Copper exposure poses potential detrimental effects on both public and ecosystem health. Spermidine, an antioxidant, has shown promise in reducing oxidative stress and inflammation within the liver. However, its specific role in mitigating copper-induced hepatic cuproptosis and disturbances in copper metabolism remains unexplored. Consequently, this research aims to investigate to examine the impact of spermidine on hepatic cuproptosis and the related disturbances in copper metabolism. In the study, we established a model of copper-induced liver toxicity by feeding C57BL/6 mice a high-copper diet for three months. Histopathological and biochemical analyses revealed that copper exposure induced hepatic inflammatory cell infiltration, hepatocyte degeneration, elevated levels of MDA, ROS, and Cu2+ accumulation in the liver, and increased ALT and AST activities in serum (p < .05). Regarding inflammation, copper exposure significantly increased serum levels of IL-1 beta, IL-6, and TNF-alpha (p < .05), upregulated TNF-alpha and IFN-gamma expression, and downregulated IL-10 expression in the liver (p < .05).

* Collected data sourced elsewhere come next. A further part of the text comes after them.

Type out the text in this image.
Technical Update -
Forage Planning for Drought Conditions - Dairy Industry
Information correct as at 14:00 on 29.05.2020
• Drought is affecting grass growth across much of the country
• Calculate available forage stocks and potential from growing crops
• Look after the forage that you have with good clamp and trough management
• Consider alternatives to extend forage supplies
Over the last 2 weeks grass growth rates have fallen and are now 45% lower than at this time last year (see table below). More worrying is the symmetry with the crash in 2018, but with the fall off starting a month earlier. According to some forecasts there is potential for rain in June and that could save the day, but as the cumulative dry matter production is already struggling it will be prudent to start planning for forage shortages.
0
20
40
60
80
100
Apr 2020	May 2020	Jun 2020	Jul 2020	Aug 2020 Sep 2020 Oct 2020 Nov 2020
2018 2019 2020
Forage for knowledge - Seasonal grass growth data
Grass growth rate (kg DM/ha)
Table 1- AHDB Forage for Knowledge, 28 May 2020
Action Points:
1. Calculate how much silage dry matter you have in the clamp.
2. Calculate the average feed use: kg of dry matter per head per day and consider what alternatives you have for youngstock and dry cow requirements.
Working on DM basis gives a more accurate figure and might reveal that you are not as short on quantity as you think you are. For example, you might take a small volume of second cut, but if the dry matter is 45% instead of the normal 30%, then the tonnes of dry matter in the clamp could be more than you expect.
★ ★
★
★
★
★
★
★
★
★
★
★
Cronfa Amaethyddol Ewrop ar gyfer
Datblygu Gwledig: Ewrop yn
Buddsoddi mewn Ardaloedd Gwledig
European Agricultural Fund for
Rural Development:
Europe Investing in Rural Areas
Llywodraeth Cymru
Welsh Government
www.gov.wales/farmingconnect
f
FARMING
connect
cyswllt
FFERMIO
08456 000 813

Meanwhile, copper exposure inhibited the expression of copper metabolism and Fe-S cluster-related proteins (p < .05). Exogenous spermidine administration effectively reduced ROS, MDA, and Cu2+ accumulation in the liver, while also decreasing ALT and AST activites, IL-1 beta, IL-6, and TNF-alpha levels in the serum (p < .05), and downregulated TNF-alpha and IFN-gamma expression (p < .001). Additionally, spermidine combined with CuSO4 treatment significantly promotes the expression of copper metabolism and Fe-S cluster-related proteins, compared to the CuSO4 group (p < .05). In summary, spermidine reduces Cu2+ accumulation in the liver, alleviates hepatic cuproptosis, oxidative damage, and inflammation, and exerts a protective effect on the liver.